Sepp Estermann ist mir vor ein paar Jahren wieder in
den Sinn gekommen, als ich mich hier in Kolumbien
für eine junge Gästeschar ins Zeug legte. Zehn hungrige und plappernde Mäuler
versammelten sich um unseren Tisch, und ich kochte ihnen das, wovon ich am
meisten etwas zu verstehen meine: Improvisiertes. Das, was der Kühlschrank halt
so hergibt. Ich stand also hinter den dampfenden Kochtöpfen und klapperte zuweilen
mit dem Geschirr, und im Hintergrund fand eine etwas laute, aber durchaus
sympathische Party statt. Manchmal kam der eine oder andere hungrig schauen, ob
die Gerichte schon gar seien, schnappte sich etwas aus einer Pfanne und
kommentierte es. Ich war zufrieden in meiner Rolle. Ich fühlte mich in dieser
Runde gut aufgehoben, trug meinen Teil zum allgemeinen Wohlbefinden bei,
erntete Zustimmung, musste mich aber nicht an den Gesprächen beteiligen, die
mich sowohl sprachlich als auch gedanklich überfordert hätten. Ich blieb in
meiner eigenen kleinen Welt der Gewürze und Küchendämpfe und trug gerade damit
zu einem erfolgreichen Abend bei.
Wahrscheinlich war es nicht einmal
mein kulinarischer Beitrag, der mich an diesem Abend glücklich stimmte.

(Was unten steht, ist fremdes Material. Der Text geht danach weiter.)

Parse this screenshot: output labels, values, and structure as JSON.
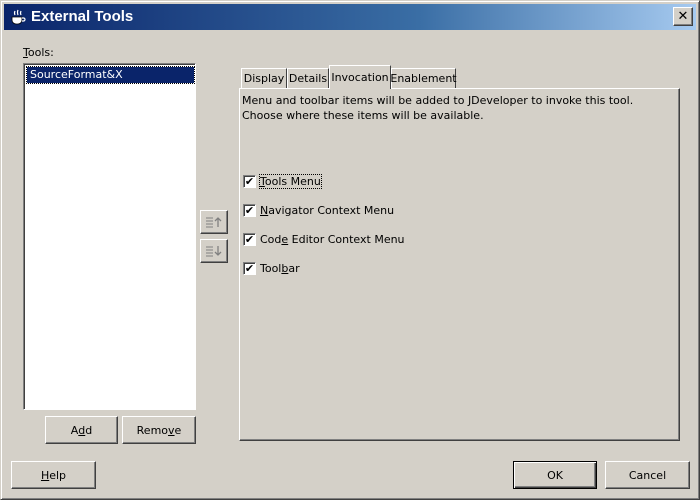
{
  "window": {
    "title": "External Tools",
    "close_label": "✕"
  },
  "tools": {
    "label_prefix": "",
    "label_accel": "T",
    "label_rest": "ools:",
    "items": [
      "SourceFormat&X"
    ]
  },
  "buttons": {
    "add_pre": "A",
    "add_accel": "d",
    "add_post": "d",
    "remove_pre": "Remo",
    "remove_accel": "v",
    "remove_post": "e",
    "help_pre": "",
    "help_accel": "H",
    "help_post": "elp",
    "ok": "OK",
    "cancel": "Cancel"
  },
  "reorder": {
    "move_up_icon": "move-up-icon",
    "move_down_icon": "move-down-icon"
  },
  "tabs": [
    {
      "label": "Display"
    },
    {
      "label": "Details"
    },
    {
      "label": "Invocation"
    },
    {
      "label": "Enablement"
    }
  ],
  "invocation": {
    "description": "Menu and toolbar items will be added to JDeveloper to invoke this tool. Choose where these items will be available.",
    "options": [
      {
        "pre": "",
        "accel": "T",
        "post": "ools Menu",
        "checked": true
      },
      {
        "pre": "",
        "accel": "N",
        "post": "avigator Context Menu",
        "checked": true
      },
      {
        "pre": "Cod",
        "accel": "e",
        "post": " Editor Context Menu",
        "checked": true
      },
      {
        "pre": "Tool",
        "accel": "b",
        "post": "ar",
        "checked": true
      }
    ],
    "check_glyph": "✔"
  }
}
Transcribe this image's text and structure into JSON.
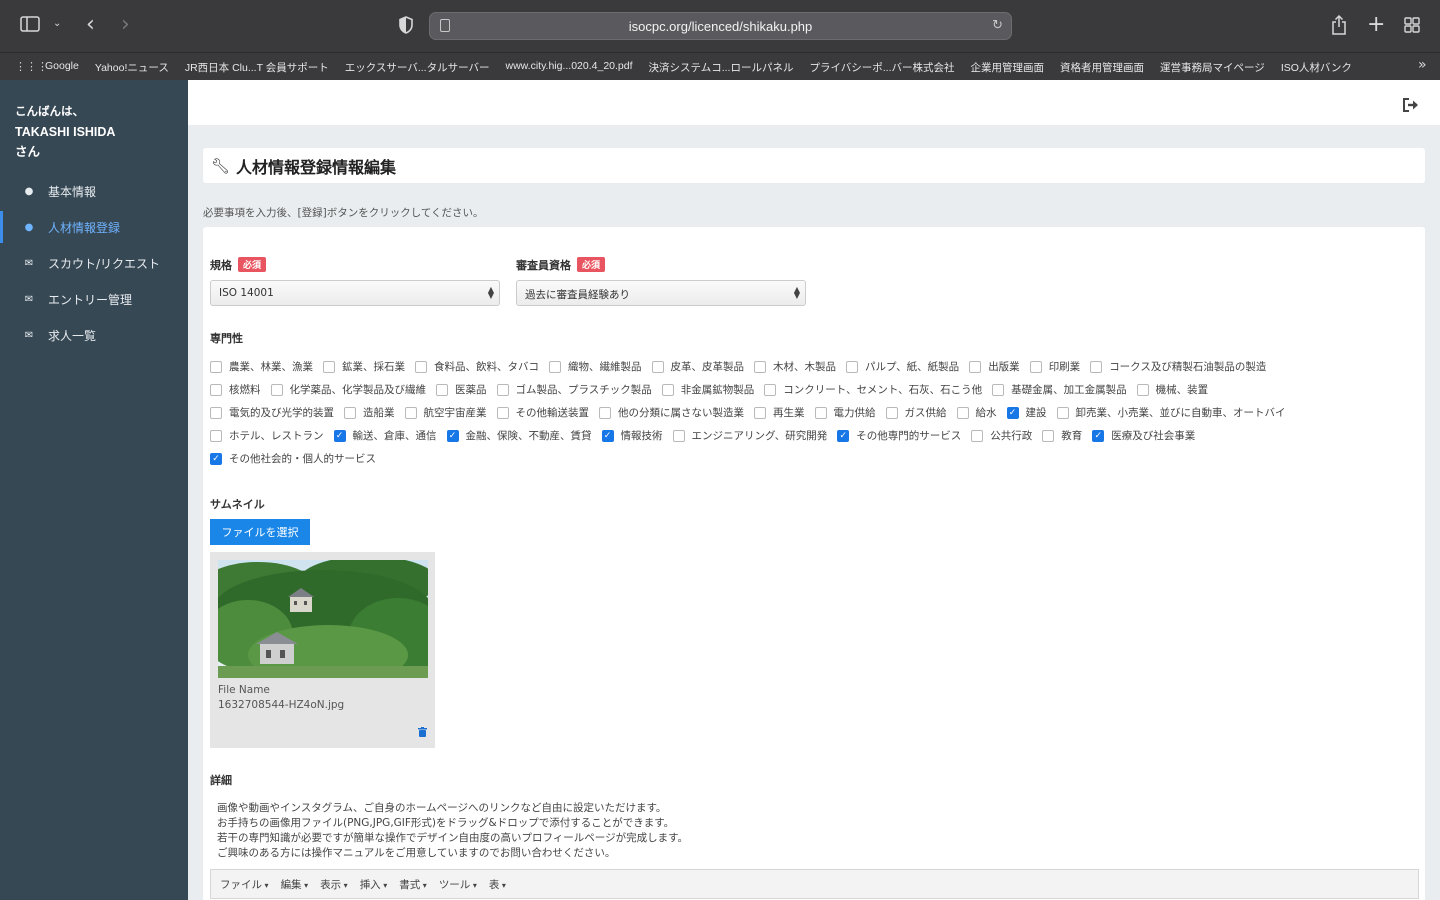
{
  "browser": {
    "url": "isocpc.org/licenced/shikaku.php",
    "bookmarks": [
      "Google",
      "Yahoo!ニュース",
      "JR西日本 Clu...T 会員サポート",
      "エックスサーバ...タルサーバー",
      "www.city.hig...020.4_20.pdf",
      "決済システムコ...ロールパネル",
      "プライバシーポ...バー株式会社",
      "企業用管理画面",
      "資格者用管理画面",
      "運営事務局マイページ",
      "ISO人材バンク"
    ]
  },
  "sidebar": {
    "greeting": "こんばんは、",
    "user_name": "TAKASHI ISHIDA",
    "honorific": "さん",
    "items": [
      {
        "label": "基本情報",
        "icon": "user-icon",
        "active": false
      },
      {
        "label": "人材情報登録",
        "icon": "user-icon",
        "active": true
      },
      {
        "label": "スカウト/リクエスト",
        "icon": "envelope-icon",
        "active": false
      },
      {
        "label": "エントリー管理",
        "icon": "envelope-icon",
        "active": false
      },
      {
        "label": "求人一覧",
        "icon": "envelope-icon",
        "active": false
      }
    ]
  },
  "page": {
    "title": "人材情報登録情報編集",
    "hint": "必要事項を入力後、[登録]ボタンをクリックしてください。"
  },
  "form": {
    "required_badge": "必須",
    "standard": {
      "label": "規格",
      "value": "ISO 14001"
    },
    "qualification": {
      "label": "審査員資格",
      "value": "過去に審査員経験あり"
    },
    "specialty": {
      "label": "専門性",
      "rows": [
        [
          {
            "label": "農業、林業、漁業",
            "checked": false
          },
          {
            "label": "鉱業、採石業",
            "checked": false
          },
          {
            "label": "食料品、飲料、タバコ",
            "checked": false
          },
          {
            "label": "織物、繊維製品",
            "checked": false
          },
          {
            "label": "皮革、皮革製品",
            "checked": false
          },
          {
            "label": "木材、木製品",
            "checked": false
          },
          {
            "label": "パルプ、紙、紙製品",
            "checked": false
          },
          {
            "label": "出版業",
            "checked": false
          },
          {
            "label": "印刷業",
            "checked": false
          },
          {
            "label": "コークス及び精製石油製品の製造",
            "checked": false
          }
        ],
        [
          {
            "label": "核燃料",
            "checked": false
          },
          {
            "label": "化学薬品、化学製品及び繊維",
            "checked": false
          },
          {
            "label": "医薬品",
            "checked": false
          },
          {
            "label": "ゴム製品、プラスチック製品",
            "checked": false
          },
          {
            "label": "非金属鉱物製品",
            "checked": false
          },
          {
            "label": "コンクリート、セメント、石灰、石こう他",
            "checked": false
          },
          {
            "label": "基礎金属、加工金属製品",
            "checked": false
          },
          {
            "label": "機械、装置",
            "checked": false
          }
        ],
        [
          {
            "label": "電気的及び光学的装置",
            "checked": false
          },
          {
            "label": "造船業",
            "checked": false
          },
          {
            "label": "航空宇宙産業",
            "checked": false
          },
          {
            "label": "その他輸送装置",
            "checked": false
          },
          {
            "label": "他の分類に属さない製造業",
            "checked": false
          },
          {
            "label": "再生業",
            "checked": false
          },
          {
            "label": "電力供給",
            "checked": false
          },
          {
            "label": "ガス供給",
            "checked": false
          },
          {
            "label": "給水",
            "checked": false
          },
          {
            "label": "建設",
            "checked": true
          },
          {
            "label": "卸売業、小売業、並びに自動車、オートバイ",
            "checked": false
          }
        ],
        [
          {
            "label": "ホテル、レストラン",
            "checked": false
          },
          {
            "label": "輸送、倉庫、通信",
            "checked": true
          },
          {
            "label": "金融、保険、不動産、賃貸",
            "checked": true
          },
          {
            "label": "情報技術",
            "checked": true
          },
          {
            "label": "エンジニアリング、研究開発",
            "checked": false
          },
          {
            "label": "その他専門的サービス",
            "checked": true
          },
          {
            "label": "公共行政",
            "checked": false
          },
          {
            "label": "教育",
            "checked": false
          },
          {
            "label": "医療及び社会事業",
            "checked": true
          }
        ],
        [
          {
            "label": "その他社会的・個人的サービス",
            "checked": true
          }
        ]
      ]
    },
    "thumbnail": {
      "label": "サムネイル",
      "button": "ファイルを選択",
      "file_name_label": "File Name",
      "file_name": "1632708544-HZ4oN.jpg"
    },
    "detail": {
      "label": "詳細",
      "lines": [
        "画像や動画やインスタグラム、ご自身のホームページへのリンクなど自由に設定いただけます。",
        "お手持ちの画像用ファイル(PNG,JPG,GIF形式)をドラッグ&ドロップで添付することができます。",
        "若干の専門知識が必要ですが簡単な操作でデザイン自由度の高いプロフィールページが完成します。",
        "ご興味のある方には操作マニュアルをご用意していますのでお問い合わせください。"
      ],
      "editor_menu": [
        "ファイル",
        "編集",
        "表示",
        "挿入",
        "書式",
        "ツール",
        "表"
      ]
    }
  }
}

Vielleicht waren es bloss die Stimmen, die an mein Ohr drangen. Ich hörte gar
nicht zu, ich nahm sie einfach wahr. Ich war nicht allein und doch ganz bei
mir.
Meine Mutter übrigens bezeichnete die letzten drei
Monate ihres Lebens als ihre glücklichsten. Sie war schon hinfällig und
bettlägerig. Doch während sie die Jahre zuvor unter quälenden Depressionen
litt, überstrahlte zum Schluss Heiterkeit ihr Dasein. Ich fragte mich oft, wie
es ohne Psychopharmaka zu dieser Wende kommen konnte, und erklärte mir ihren
Gemütswandel mit der Anwesenheit vieler, hilfsbereiter Freundinnen, die es sich
zur Aufgabe gemacht hatten, sie in den letzten Wochen ihres Lebens nicht allein
zu lassen. Im Gegensatz zu ihrem früheren Alleinsein war sie jetzt rund um die
Uhr von Menschen umgeben. Sie liessen sie zwar in Ruhe und reagierten erst,
wenn sie ihr Glöcklein betätigte. Doch sie unterhielten sich in
Zimmerlautstärke in der Küche oder im Wohnzimmer, und die Tür zu ihrem Schlafraum
blieb immer einen Spalt weit offen. So waren im Hintergrund stets menschliche
Geräusche präsent und beruhigten sie – etwa so wie eine Hand, die einen
streichelt. Es gab übrigens mit der Zeit immer mehr Frauen, die einander abwechselten.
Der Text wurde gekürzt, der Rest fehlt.